「栃木フットボールマガジン」鈴木康浩

【レビュー】栃木SC J3第17節AC長野パルセイロ戦 痛恨の2戦連続ドロー。勝つための覚悟が足りない。勝点1なんていらない。

2017明治安田生命J3リーグ第17節

2017年7月15日17時キックオフ 長野Uスタジアム
入場者数 8,049人(うち栃木サポーターはゴール裏に300人、メインスタンドに300人、合計約600人)
天候 晴れ、中風
気温 28.5℃
湿度 70%
ピッチ 全面良芝、乾燥

AC長野パルセイロ 0-0 栃木SC
(前半0-0、後半0-0)
得点者:なし

<スターティングメンバー>
◆栃木SC
GK 15 ジョニー レオーニ
DF 4 広瀬 健太
DF 5 尾本 敬
DF 7 菅 和範
MF 26 夛田 凌輔
MF 11 岡﨑 建哉
MF 16 仙石 廉
MF 17 福岡 将太
FW 8 廣瀬 浩二
FW 13 上形 洋介
FW 14 西谷 和希
控えメンバー
GK 1 竹重 安希彦
MF 2 西澤 代志也
MF 21 牛之濵 拓
MF 24 和田 達也
MF 38 宮崎 泰右
FW 19 服部 康平
FW 20 藤沼 拓夢
監督 横山 雄次

46分 廣瀬→服部
72分 上形→宮崎
87分 仙石→藤沼

今季の盛岡戦に続いて登場したクラブスタッフの小林直己氏。日光市のPR活動をした試合は昨季から負けなしの4連勝だそうである。この日連勝が途切れたが5試合負けなしをキープ。
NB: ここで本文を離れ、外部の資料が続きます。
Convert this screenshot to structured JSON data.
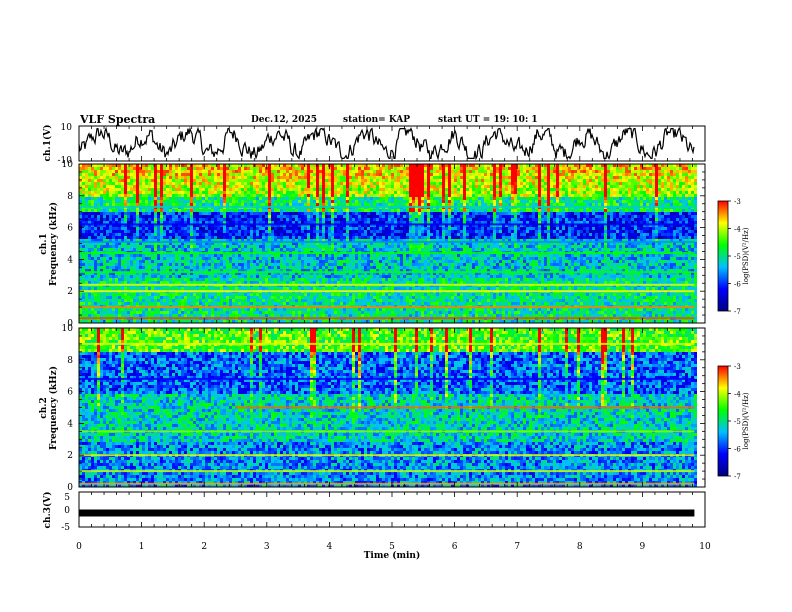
{
  "header": {
    "title": "VLF Spectra",
    "date": "Dec.12, 2025",
    "station": "station= KAP",
    "start": "start  UT =   19: 10: 1"
  },
  "colors": {
    "spectrogram_scale": [
      "#000080",
      "#0000ff",
      "#00c0ff",
      "#00ff00",
      "#ffff00",
      "#ff0000"
    ],
    "waveform_line": "#000000"
  },
  "chart_data": [
    {
      "type": "line",
      "name": "ch1-waveform",
      "ylabel": "ch.1(V)",
      "ylim": [
        -10,
        10
      ],
      "yticks": [
        "10",
        "-10"
      ],
      "xlim": [
        0,
        10
      ],
      "series": [
        {
          "name": "ch.1",
          "description": "noisy waveform oscillating near 0 V"
        }
      ]
    },
    {
      "type": "heatmap",
      "name": "ch1-spectrogram",
      "ylabel": "ch.1\nFrequency (kHz)",
      "ylim": [
        0,
        10
      ],
      "yticks": [
        "0",
        "2",
        "4",
        "6",
        "8",
        "10"
      ],
      "xlim": [
        0,
        9.83
      ],
      "colorbar": {
        "label": "log(PSD)(V²/Hz)",
        "range": [
          -7,
          -3
        ],
        "ticks": [
          "-3",
          "-4",
          "-5",
          "-6",
          "-7"
        ]
      },
      "bands": [
        {
          "freq_khz": 0.3,
          "level": -3.2
        },
        {
          "freq_khz": 1.0,
          "level": -3.4
        },
        {
          "freq_khz": 2.0,
          "level": -3.8
        },
        {
          "freq_khz": 2.4,
          "level": -3.9
        },
        {
          "freq_khz": 3.2,
          "level": -4.6
        },
        {
          "freq_khz": 4.4,
          "level": -4.6
        },
        {
          "freq_khz": 5.1,
          "level": -5.6
        },
        {
          "freq_khz": 6.2,
          "level": -6.3
        },
        {
          "freq_khz": 7.3,
          "level": -5.2
        }
      ]
    },
    {
      "type": "heatmap",
      "name": "ch2-spectrogram",
      "ylabel": "ch.2\nFrequency (kHz)",
      "ylim": [
        0,
        10
      ],
      "yticks": [
        "0",
        "2",
        "4",
        "6",
        "8",
        "10"
      ],
      "xlim": [
        0,
        9.83
      ],
      "colorbar": {
        "label": "log(PSD)(V²/Hz)",
        "range": [
          -7,
          -3
        ],
        "ticks": [
          "-3",
          "-4",
          "-5",
          "-6",
          "-7"
        ]
      },
      "bands": [
        {
          "freq_khz": 0.2,
          "level": -3.5
        },
        {
          "freq_khz": 1.0,
          "level": -4.0
        },
        {
          "freq_khz": 2.0,
          "level": -3.9
        },
        {
          "freq_khz": 3.5,
          "level": -4.2
        },
        {
          "freq_khz": 5.0,
          "level": -3.3,
          "from_min": 2.5
        },
        {
          "freq_khz": 6.8,
          "level": -6.2
        },
        {
          "freq_khz": 9.0,
          "level": -3.9
        }
      ]
    },
    {
      "type": "line",
      "name": "ch3-trace",
      "ylabel": "ch.3(V)",
      "ylim": [
        -5,
        5
      ],
      "yticks": [
        "5",
        "0",
        "-5"
      ],
      "xlim": [
        0,
        9.83
      ],
      "xlabel": "Time  (min)",
      "xticks": [
        "0",
        "1",
        "2",
        "3",
        "4",
        "5",
        "6",
        "7",
        "8",
        "9",
        "10"
      ],
      "series": [
        {
          "name": "ch.3",
          "description": "flat thick trace at about -1 V"
        }
      ]
    }
  ]
}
堅いゲームに生まれたわずかな勝機を見逃してしまえば…… 

 

堅いゲームにするなかで、勝機はあったがみすみす手放したというゲームだった。痛恨の2戦連続ドローである。

 

343同士のミラーゲーム。栃木はアウェー長野で堅いゲームに持ち込んだ。前節富山戦同様、システムは343へ変更しながらも、全体が非常にコンパクトでタイトな締まったゲームをした。

多少相手にボールを持たれ過ぎる嫌いはあったが、これはボランチ仙石廉が「相手がボランチ周りにDFラインやシャドーの選手まで参加して、そこでのパス交換が多かった。僕らとしては、そこのエリアには獲りに行けないよね、という話をしていた」と語っているように、栃木は相手が後ろでボールを繋ぐ分には問題ない、という割り切った守備を遂行、相手に決定機を作らせなかった。

 

とはいえ、当たり前だが、攻めないと勝てない。

栃木は前半からロングボールを1トップ上形洋介に当てたが、これはことごとく長野のCB陣にはじき返され、そのセカンドボールは長野のボランチ陣が回収し、長野がボールを保持する時間が続いていた。

 

折り返した後半、栃木は頭から1トップに服部康平を投入。指揮官の狙いはこうだ。

「前線で起点を作ってシュートまでいこう」

実際、後半は序盤から服部康平が前線で起点になれていた。手元で集計しただけでも、服部康平がロングボールに競り勝ち、その背後にこぼれたセカンドボールに上形洋介が走り込んでチャンスになりかけたシーンは、58分、61分、68分、71分、の4回。

 

この時間帯に上形洋介が、セカンドボールを鋭くシュートまでいき切るか、相手陣内の深い位置でセカンドボールをキープし、西谷和希とのコンビネーションを繰り出すか、あるいはサイドからのクロス攻撃に繋げれば、先制ゴールを奪えるチャンスはあった。堅いゲームのなかに生まれた、栃木が勝ち切るための絶好機が訪れていた。

 

だが、上形洋介は服部康平が競り勝ったボールを拾ってスピードでぶち抜けるタイプではない。様子を見ていると、やや前半からの疲れも見て取れた。

ベンチをみる。絶好の男がいた。藤沼拓夢だ。相手と並走しても競り勝てるスピード、そのなかで相手を弾き飛ばせるフィジカル、そしてゴールへ嗅覚。この状況にまさに打ってつけの男。このためにベンチ入りしたはずの、勝ちを掴むための補強の一人。

 

ここで藤沼を投入すれば、勝つための一手となる。相手が嫌がる勝負手になる。

と、僕は記者席から戦況を見ていた。